SEOUL (Reuters) - South Korea will scrap caps on rice imports from 2015, potentially opening up the politically sensitive market to more imports from countries such as the United States and China, in a move that has been fiercely resisted by many farmers.
Seoul said steep tariffs would be used to protect its farmers. While this is likely to prevent a short-term surge in imports, farmers are worried that it could open the floodgates to foreign sales down the line in a country where locally grown rice has traditionally enjoyed almost mythical status.
Under pressure to open its markets, Seoul has little room for maneuver over the issue with a 20-year-old World Trade Organisation (WTO) agreement on import quotas expiring at the end of 2014.
“The rice market will be protected by setting maximum tariffs in accord with the WTO,” agriculture minister Lee Dong-phil said in a statement.
At a news briefing, he added that this level would be from 300-500 percent. That would bring prices for imported rice in line with local grain.
Around 30 farmers gathered in front of a government complex in Seoul to protest against the move, with an official from left-wing farmers’ group the Korean Peasants League saying farmers should have been consulted more thoroughly.
The government has held a series of discussions with the public on plans for its rice policy and some farmers have accepted that change was inevitable, instead focusing on the exact level of tariffs.
“We consider the switch to the tariff scheme for rice unavoidable,” said Son Jae-beom, secretary general of the Korean Advanced Farmers Federation.
He said that tariffs should be at least 400 percent and that the level should not be amended as part of any free trade deals with other nations.
Under the current WTO agreement, South Korea must buy exactly 408,700 tonnes of foreign rice this year, or 9 percent of its demand. The amount that must be purchased abroad has gradually increased from 51,000 tonnes in 1995.
Under the new scheme, Seoul would still be required to import at least 408,700 tonnes a year, with the higher tariff rate charged on any imports beyond that, agriculture ministry officials said.
China usually accounts for at least half of total imports, the United States for 20-30 percent and Thailand for 10-20 percent, government data shows.
Of the 159 WTO members, only South Korea and the Philippines have tight controls on rice imports. The Korean government, farmers and civic groups have been closely monitoring negotiations between Manila and WTO members on the future of its restrictions.
Opponents led by the left-wing farmer groups have said the tariff would eventually fall via free trade deals, opening the door to more imports and hitting domestic growers hard.
“We have many concerns about whether the duty can really stay at 300-500 percent levels as the government now vows, because the agriculture ministry’s roles include not only stabilizing production but also helping provide food at low cost for the country’s people,” a farmer said at a public consultation in June.

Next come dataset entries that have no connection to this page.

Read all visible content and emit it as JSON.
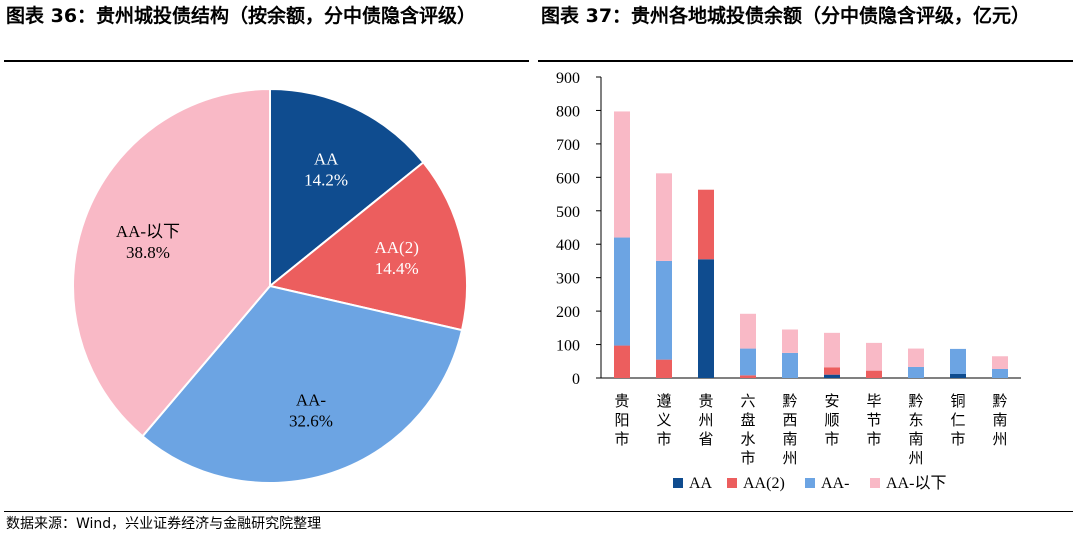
{
  "titles": {
    "left": "图表 36：贵州城投债结构（按余额，分中债隐含评级）",
    "right": "图表 37：贵州各地城投债余额（分中债隐含评级，亿元）"
  },
  "source": "数据来源：Wind，兴业证券经济与金融研究院整理",
  "colors": {
    "AA": "#0f4c8f",
    "AA(2)": "#ec5e5e",
    "AA-": "#6ca4e3",
    "AA-以下": "#f9b9c6"
  },
  "chart_data": [
    {
      "type": "pie",
      "labels": [
        "AA",
        "AA(2)",
        "AA-",
        "AA-以下"
      ],
      "values": [
        14.2,
        14.4,
        32.6,
        38.8
      ],
      "value_labels": [
        "14.2%",
        "14.4%",
        "32.6%",
        "38.8%"
      ],
      "start": "12 o'clock, clockwise",
      "legend": "none (labels on slices)"
    },
    {
      "type": "bar",
      "stacked": true,
      "categories": [
        "贵阳市",
        "遵义市",
        "贵州省",
        "六盘水市",
        "黔西南州",
        "安顺市",
        "毕节市",
        "黔东南州",
        "铜仁市",
        "黔南州"
      ],
      "series": [
        {
          "name": "AA",
          "values": [
            0,
            0,
            355,
            0,
            0,
            10,
            0,
            0,
            12,
            0
          ]
        },
        {
          "name": "AA(2)",
          "values": [
            97,
            55,
            208,
            8,
            0,
            22,
            22,
            0,
            0,
            0
          ]
        },
        {
          "name": "AA-",
          "values": [
            323,
            295,
            0,
            80,
            75,
            0,
            0,
            33,
            75,
            27
          ]
        },
        {
          "name": "AA-以下",
          "values": [
            377,
            262,
            0,
            104,
            70,
            103,
            83,
            55,
            0,
            38
          ]
        }
      ],
      "ylim": [
        0,
        900
      ],
      "yticks": [
        "0",
        "100",
        "200",
        "300",
        "400",
        "500",
        "600",
        "700",
        "800",
        "900"
      ],
      "legend": "bottom",
      "grid": false
    }
  ]
}
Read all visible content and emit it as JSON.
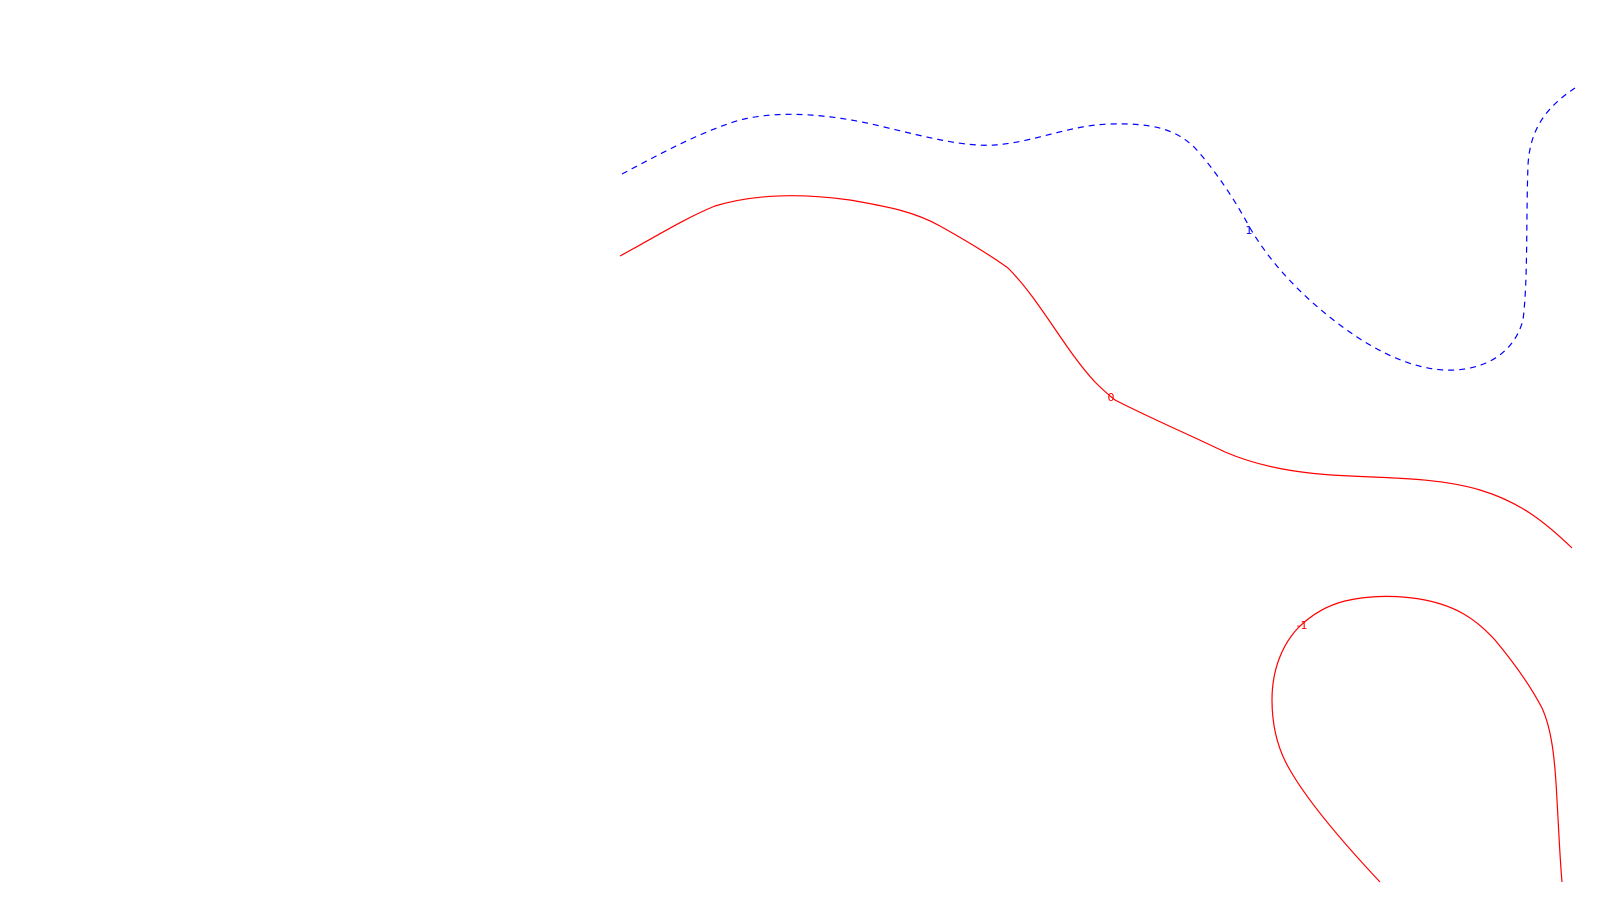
{
  "contours": [
    {
      "level_label": "1",
      "color": "#0000ff",
      "style": "dashed"
    },
    {
      "level_label": "0",
      "color": "#ff0000",
      "style": "solid"
    },
    {
      "level_label": "-1",
      "color": "#ff0000",
      "style": "solid"
    }
  ]
}
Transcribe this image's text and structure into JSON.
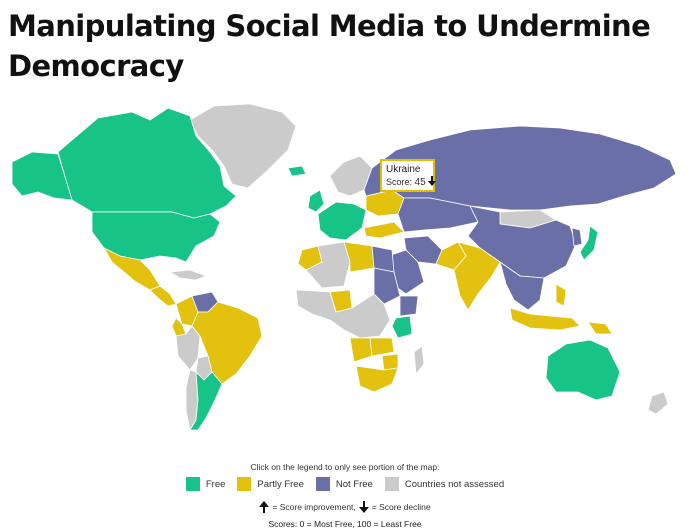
{
  "title": "Manipulating Social Media to Undermine Democracy",
  "tooltip": {
    "country": "Ukraine",
    "score_label": "Score:",
    "score_value": "45",
    "trend": "decline"
  },
  "legend": {
    "note": "Click on the legend to only see portion of the map:",
    "items": [
      {
        "label": "Free",
        "color": "#17c386"
      },
      {
        "label": "Partly Free",
        "color": "#e2c20e"
      },
      {
        "label": "Not Free",
        "color": "#6b6fa8"
      },
      {
        "label": "Countries not assessed",
        "color": "#cbcbcb"
      }
    ]
  },
  "arrows": {
    "improvement_label": "= Score improvement,",
    "decline_label": "= Score decline"
  },
  "scale_note": "Scores: 0 = Most Free, 100 = Least Free",
  "colors": {
    "free": "#17c386",
    "partly_free": "#e2c20e",
    "not_free": "#6b6fa8",
    "not_assessed": "#cbcbcb",
    "ocean": "#ffffff",
    "border": "#ffffff"
  },
  "regions": [
    {
      "name": "Greenland",
      "status": "not_assessed"
    },
    {
      "name": "Canada",
      "status": "free"
    },
    {
      "name": "United States",
      "status": "free"
    },
    {
      "name": "Alaska",
      "status": "free"
    },
    {
      "name": "Mexico",
      "status": "partly_free"
    },
    {
      "name": "Central America",
      "status": "partly_free"
    },
    {
      "name": "Caribbean",
      "status": "not_assessed"
    },
    {
      "name": "Venezuela",
      "status": "not_free"
    },
    {
      "name": "Colombia",
      "status": "partly_free"
    },
    {
      "name": "Ecuador",
      "status": "partly_free"
    },
    {
      "name": "Peru",
      "status": "not_assessed"
    },
    {
      "name": "Brazil",
      "status": "partly_free"
    },
    {
      "name": "Bolivia",
      "status": "not_assessed"
    },
    {
      "name": "Argentina",
      "status": "free"
    },
    {
      "name": "Chile",
      "status": "not_assessed"
    },
    {
      "name": "Iceland",
      "status": "free"
    },
    {
      "name": "United Kingdom",
      "status": "free"
    },
    {
      "name": "Western Europe",
      "status": "free"
    },
    {
      "name": "Scandinavia",
      "status": "not_assessed"
    },
    {
      "name": "Ukraine",
      "status": "partly_free"
    },
    {
      "name": "Turkey",
      "status": "partly_free"
    },
    {
      "name": "Russia",
      "status": "not_free"
    },
    {
      "name": "Kazakhstan",
      "status": "not_free"
    },
    {
      "name": "Mongolia",
      "status": "not_assessed"
    },
    {
      "name": "China",
      "status": "not_free"
    },
    {
      "name": "India",
      "status": "partly_free"
    },
    {
      "name": "Pakistan",
      "status": "partly_free"
    },
    {
      "name": "Iran",
      "status": "not_free"
    },
    {
      "name": "Saudi Arabia",
      "status": "not_free"
    },
    {
      "name": "Egypt",
      "status": "not_free"
    },
    {
      "name": "Morocco",
      "status": "partly_free"
    },
    {
      "name": "Algeria",
      "status": "not_assessed"
    },
    {
      "name": "Libya",
      "status": "partly_free"
    },
    {
      "name": "Sudan",
      "status": "not_free"
    },
    {
      "name": "Ethiopia",
      "status": "not_free"
    },
    {
      "name": "Kenya",
      "status": "free"
    },
    {
      "name": "Nigeria",
      "status": "partly_free"
    },
    {
      "name": "Central Africa",
      "status": "not_assessed"
    },
    {
      "name": "Angola",
      "status": "partly_free"
    },
    {
      "name": "Zambia",
      "status": "partly_free"
    },
    {
      "name": "Zimbabwe",
      "status": "partly_free"
    },
    {
      "name": "South Africa",
      "status": "partly_free"
    },
    {
      "name": "Madagascar",
      "status": "not_assessed"
    },
    {
      "name": "Southeast Asia",
      "status": "not_free"
    },
    {
      "name": "Indonesia",
      "status": "partly_free"
    },
    {
      "name": "Philippines",
      "status": "partly_free"
    },
    {
      "name": "Japan",
      "status": "free"
    },
    {
      "name": "Korea",
      "status": "not_free"
    },
    {
      "name": "Australia",
      "status": "free"
    },
    {
      "name": "New Zealand",
      "status": "not_assessed"
    },
    {
      "name": "Papua New Guinea",
      "status": "partly_free"
    }
  ]
}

Government officials have said that rice would be excluded from any free trade agreements, with Agriculture Minister Lee repeating that position on Friday
A free trade agreement between South Korea and the United States took effect in March 15 last year, while Seoul has been in talks with China on a similar deal and also wants to join the Trans-Pacific Partnership trade pact.
To reassure farmers further, Lee said that a higher emergency tariff could be introduced if imports suddenly spiked.
A pick up in imports has the potential to benefit Chinese growers, who produce the glutinous Japonica variety of rice preferred by Koreans and found in dishes such as bibimpap, a spicy mixed rice meal with vegetables.
But a source at China’s agriculture ministry has said the country would focus on its own food security and would not increase rice exports to South Korea even if caps were removed.
The United States also exports Japonica, although market participants in South Korea said Chinese rice is closer in flavor to locally grown grain.
South Korea aims to produce 4.15 million tonnes of rice in the crop year that ends in October 2015, down 2 percent from a year earlier as the number of rice fields shrinks, a government official said in April. Its appetite for the grain is estimate at 4.07 million tonnes during the crop year.